3rd April, 2014 by Lauren Eads
The “world’s first” robotic pruner, dubbed Wall-Ye by its maker, arrived in Oregon this week to give its winemakers a glimpse of what could be the future of viticulture.
Wall-Ye, named so because of its uncanny likeness to the loveable Wall-E from the Pixar film of the same name, was invented by Christophe Millot who gave winemakers a demonstration at a vineyard in Carlton this week, according to a report by Oregonlive.com.
The high-tech pruner is controlled by its Burgundy-based inventor via an iPad and can work for 12 hours a day “without making a mistake”, Millot said, who has already sold 30 of the machines to winemakers in France for around US$30,000.
Wall-Ye is about the size of a lawnmower and is fitted with three cameras and software to ensure it remembers every cut from season to season.
One camera recognises woody material and tells the robot to move in for the clip while another guides the procedure itself.
Wall-Ye even defends vines from birds and deer able to pick up a bird’s presence at 150 yards and then send out a green, non-damaging laser to scare it off.
At night, the robot uses infrared sensors to spot intruding deer and can reach speeds of 15 mph to chase them away from the vines.
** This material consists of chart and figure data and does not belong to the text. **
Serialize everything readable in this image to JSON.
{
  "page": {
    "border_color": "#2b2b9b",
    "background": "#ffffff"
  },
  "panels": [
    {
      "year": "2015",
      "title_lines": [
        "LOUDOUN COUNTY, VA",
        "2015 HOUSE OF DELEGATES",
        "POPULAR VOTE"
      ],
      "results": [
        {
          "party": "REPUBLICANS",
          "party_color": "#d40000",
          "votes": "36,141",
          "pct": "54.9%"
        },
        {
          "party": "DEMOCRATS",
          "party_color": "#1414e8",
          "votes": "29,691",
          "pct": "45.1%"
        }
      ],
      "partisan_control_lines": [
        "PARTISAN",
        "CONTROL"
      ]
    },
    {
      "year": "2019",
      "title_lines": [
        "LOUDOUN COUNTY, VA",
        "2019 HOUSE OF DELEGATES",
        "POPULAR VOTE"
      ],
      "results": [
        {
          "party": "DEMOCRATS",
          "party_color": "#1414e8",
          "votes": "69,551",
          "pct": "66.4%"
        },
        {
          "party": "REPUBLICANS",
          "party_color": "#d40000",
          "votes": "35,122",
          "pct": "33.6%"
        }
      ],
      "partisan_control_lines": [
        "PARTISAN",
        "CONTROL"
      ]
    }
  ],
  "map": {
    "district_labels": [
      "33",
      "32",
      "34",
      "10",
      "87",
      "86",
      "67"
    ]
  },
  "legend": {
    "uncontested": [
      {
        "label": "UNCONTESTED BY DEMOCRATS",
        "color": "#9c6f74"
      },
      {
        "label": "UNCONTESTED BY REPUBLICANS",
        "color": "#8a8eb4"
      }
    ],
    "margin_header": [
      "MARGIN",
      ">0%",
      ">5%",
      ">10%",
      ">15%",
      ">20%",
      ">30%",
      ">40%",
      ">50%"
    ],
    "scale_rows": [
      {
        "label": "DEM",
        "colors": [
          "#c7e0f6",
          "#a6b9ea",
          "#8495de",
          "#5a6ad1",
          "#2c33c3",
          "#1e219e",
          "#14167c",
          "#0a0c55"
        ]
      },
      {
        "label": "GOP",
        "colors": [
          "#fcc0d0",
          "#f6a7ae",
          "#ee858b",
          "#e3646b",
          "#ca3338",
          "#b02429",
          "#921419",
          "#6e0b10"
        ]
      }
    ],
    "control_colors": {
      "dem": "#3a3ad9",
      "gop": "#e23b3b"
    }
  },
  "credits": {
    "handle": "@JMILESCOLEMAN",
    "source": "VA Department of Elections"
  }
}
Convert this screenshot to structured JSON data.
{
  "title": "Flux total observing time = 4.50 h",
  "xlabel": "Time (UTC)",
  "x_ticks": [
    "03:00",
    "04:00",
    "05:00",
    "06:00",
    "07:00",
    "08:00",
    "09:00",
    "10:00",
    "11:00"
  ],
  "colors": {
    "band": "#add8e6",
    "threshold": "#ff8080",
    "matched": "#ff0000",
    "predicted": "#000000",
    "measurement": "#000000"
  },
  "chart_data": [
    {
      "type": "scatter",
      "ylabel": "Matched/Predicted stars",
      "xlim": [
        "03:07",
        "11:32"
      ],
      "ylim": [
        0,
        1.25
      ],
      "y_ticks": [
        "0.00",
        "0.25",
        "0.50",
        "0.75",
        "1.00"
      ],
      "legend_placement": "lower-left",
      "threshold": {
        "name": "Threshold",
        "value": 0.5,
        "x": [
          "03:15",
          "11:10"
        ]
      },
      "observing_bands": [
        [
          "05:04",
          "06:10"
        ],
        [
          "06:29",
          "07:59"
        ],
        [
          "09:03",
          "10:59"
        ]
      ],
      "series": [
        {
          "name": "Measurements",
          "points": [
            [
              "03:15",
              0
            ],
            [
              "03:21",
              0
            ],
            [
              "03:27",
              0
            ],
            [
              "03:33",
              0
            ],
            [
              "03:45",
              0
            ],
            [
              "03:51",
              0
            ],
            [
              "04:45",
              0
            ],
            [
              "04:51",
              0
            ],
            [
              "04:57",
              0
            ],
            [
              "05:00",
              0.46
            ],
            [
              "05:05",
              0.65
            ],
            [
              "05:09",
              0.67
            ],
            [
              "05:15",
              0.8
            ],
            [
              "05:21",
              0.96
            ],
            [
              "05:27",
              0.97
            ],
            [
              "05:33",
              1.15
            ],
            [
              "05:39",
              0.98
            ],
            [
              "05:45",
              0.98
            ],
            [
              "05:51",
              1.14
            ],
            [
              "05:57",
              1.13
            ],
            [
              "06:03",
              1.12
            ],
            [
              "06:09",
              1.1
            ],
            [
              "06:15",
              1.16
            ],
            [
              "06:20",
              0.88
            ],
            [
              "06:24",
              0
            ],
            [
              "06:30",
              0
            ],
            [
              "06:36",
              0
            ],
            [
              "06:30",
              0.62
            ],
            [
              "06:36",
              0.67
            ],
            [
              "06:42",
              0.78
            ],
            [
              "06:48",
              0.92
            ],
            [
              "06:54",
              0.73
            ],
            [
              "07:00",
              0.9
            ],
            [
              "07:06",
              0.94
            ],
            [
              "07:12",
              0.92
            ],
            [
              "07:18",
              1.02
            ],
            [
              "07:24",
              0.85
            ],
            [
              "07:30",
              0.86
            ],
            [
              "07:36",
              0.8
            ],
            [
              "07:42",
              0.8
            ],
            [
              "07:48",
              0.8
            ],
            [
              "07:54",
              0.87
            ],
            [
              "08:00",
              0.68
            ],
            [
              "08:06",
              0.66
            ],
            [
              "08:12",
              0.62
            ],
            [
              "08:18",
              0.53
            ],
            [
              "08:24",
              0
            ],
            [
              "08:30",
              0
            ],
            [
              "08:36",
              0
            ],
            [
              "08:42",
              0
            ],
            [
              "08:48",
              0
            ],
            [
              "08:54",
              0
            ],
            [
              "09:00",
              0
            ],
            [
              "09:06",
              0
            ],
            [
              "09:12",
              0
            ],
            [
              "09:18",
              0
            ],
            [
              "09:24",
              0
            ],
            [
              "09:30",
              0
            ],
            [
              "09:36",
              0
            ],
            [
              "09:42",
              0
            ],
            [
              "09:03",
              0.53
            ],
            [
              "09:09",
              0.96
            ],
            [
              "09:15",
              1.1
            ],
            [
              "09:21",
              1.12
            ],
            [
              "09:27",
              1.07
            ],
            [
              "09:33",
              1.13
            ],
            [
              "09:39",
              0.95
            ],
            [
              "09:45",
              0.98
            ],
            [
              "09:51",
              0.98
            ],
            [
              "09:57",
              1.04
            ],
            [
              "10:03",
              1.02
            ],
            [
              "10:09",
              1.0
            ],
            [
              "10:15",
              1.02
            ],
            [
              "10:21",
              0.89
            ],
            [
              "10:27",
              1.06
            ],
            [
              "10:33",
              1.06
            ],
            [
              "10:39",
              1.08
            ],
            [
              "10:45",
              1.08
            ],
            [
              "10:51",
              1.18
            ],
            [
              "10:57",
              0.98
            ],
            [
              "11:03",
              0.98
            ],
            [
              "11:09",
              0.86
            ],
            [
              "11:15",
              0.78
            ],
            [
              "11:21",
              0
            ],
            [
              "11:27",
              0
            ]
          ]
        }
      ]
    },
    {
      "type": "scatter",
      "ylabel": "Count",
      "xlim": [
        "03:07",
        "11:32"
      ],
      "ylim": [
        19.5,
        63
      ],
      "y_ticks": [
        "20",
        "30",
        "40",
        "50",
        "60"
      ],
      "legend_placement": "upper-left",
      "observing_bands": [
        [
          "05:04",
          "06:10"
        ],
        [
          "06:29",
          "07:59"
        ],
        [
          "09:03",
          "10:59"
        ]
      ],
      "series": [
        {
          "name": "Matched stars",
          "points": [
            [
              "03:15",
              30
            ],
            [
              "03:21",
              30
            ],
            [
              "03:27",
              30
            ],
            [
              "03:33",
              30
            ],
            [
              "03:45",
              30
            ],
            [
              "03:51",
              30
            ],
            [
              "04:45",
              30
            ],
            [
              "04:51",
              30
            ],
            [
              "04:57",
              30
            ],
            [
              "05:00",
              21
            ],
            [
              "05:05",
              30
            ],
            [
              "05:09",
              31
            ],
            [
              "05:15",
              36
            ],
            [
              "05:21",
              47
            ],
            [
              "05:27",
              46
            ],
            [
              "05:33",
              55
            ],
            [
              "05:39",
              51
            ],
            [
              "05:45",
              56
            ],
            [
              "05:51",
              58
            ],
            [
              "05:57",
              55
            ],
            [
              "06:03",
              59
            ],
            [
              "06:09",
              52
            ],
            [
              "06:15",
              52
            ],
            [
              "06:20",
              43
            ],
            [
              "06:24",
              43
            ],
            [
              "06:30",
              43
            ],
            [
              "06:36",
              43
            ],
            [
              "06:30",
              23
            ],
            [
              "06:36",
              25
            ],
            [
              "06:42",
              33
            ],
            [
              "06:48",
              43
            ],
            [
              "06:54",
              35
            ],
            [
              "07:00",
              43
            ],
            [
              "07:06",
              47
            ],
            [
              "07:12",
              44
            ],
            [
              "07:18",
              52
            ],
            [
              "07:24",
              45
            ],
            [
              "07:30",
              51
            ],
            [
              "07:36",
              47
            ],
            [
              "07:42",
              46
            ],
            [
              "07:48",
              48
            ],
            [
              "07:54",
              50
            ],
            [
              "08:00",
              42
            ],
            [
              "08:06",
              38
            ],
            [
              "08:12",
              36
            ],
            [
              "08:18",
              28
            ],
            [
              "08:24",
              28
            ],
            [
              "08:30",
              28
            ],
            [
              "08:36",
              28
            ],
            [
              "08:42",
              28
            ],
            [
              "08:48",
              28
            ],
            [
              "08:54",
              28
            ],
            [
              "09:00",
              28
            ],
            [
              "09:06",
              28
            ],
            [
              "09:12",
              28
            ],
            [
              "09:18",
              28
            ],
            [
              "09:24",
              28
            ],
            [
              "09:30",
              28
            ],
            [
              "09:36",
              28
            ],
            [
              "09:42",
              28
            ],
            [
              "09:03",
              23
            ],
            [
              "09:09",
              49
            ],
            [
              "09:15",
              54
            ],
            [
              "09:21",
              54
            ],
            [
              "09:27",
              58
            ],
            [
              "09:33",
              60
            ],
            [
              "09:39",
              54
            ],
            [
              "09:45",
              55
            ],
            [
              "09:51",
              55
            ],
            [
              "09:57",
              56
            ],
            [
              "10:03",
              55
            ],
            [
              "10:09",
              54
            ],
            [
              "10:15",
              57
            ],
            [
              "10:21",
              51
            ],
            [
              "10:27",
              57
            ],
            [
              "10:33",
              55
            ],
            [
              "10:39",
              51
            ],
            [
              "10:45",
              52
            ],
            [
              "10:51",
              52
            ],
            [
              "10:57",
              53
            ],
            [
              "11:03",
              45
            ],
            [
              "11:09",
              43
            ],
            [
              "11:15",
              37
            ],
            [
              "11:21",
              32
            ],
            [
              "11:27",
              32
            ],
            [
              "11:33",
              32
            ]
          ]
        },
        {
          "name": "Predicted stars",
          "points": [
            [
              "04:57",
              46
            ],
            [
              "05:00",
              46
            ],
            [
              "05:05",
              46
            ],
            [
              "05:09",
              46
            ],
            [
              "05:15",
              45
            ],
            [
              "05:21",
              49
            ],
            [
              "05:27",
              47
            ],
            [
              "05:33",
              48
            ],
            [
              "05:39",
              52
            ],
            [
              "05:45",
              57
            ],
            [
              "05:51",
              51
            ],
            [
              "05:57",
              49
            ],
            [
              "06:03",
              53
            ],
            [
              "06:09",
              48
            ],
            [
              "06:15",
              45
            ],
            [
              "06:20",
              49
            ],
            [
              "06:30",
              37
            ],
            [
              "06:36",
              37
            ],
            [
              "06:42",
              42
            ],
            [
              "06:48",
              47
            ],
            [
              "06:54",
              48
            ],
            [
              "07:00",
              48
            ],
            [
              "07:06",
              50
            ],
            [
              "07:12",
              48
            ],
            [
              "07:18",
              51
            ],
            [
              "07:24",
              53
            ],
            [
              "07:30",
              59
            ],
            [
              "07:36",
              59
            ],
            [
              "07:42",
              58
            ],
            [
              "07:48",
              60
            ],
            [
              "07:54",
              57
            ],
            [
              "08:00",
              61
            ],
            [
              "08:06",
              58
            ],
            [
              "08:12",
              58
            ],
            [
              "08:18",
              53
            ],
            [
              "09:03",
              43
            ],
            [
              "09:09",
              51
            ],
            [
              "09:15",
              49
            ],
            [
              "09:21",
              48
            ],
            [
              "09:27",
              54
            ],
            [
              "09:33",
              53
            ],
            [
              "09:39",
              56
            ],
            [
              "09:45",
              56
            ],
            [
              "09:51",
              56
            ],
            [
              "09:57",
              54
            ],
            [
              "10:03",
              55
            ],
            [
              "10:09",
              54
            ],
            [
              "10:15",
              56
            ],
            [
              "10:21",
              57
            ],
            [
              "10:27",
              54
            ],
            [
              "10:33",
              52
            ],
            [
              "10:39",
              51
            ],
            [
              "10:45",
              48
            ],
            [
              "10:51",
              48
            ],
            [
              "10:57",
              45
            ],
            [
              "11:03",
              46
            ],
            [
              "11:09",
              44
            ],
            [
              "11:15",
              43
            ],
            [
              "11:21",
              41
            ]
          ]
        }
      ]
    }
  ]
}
The demonstration was called for ahead of Oregon’s Precision Farming Expo in McMinnville, which will include discussions on agricultural uses for pilotless drones, “smart” irrigation systems and the future of Oregon farming.
Millot said that since launching the machine in 2012, he has faced opposition in France where the tradition of citizens pitching in to help harvest the year’s grape crop is an age-old tradition.
He told Oregonlive.com: “You will never see these robotic harvesters in my country.”
“If there is a future for these devices, it is in the United States and other wine-growing countries.”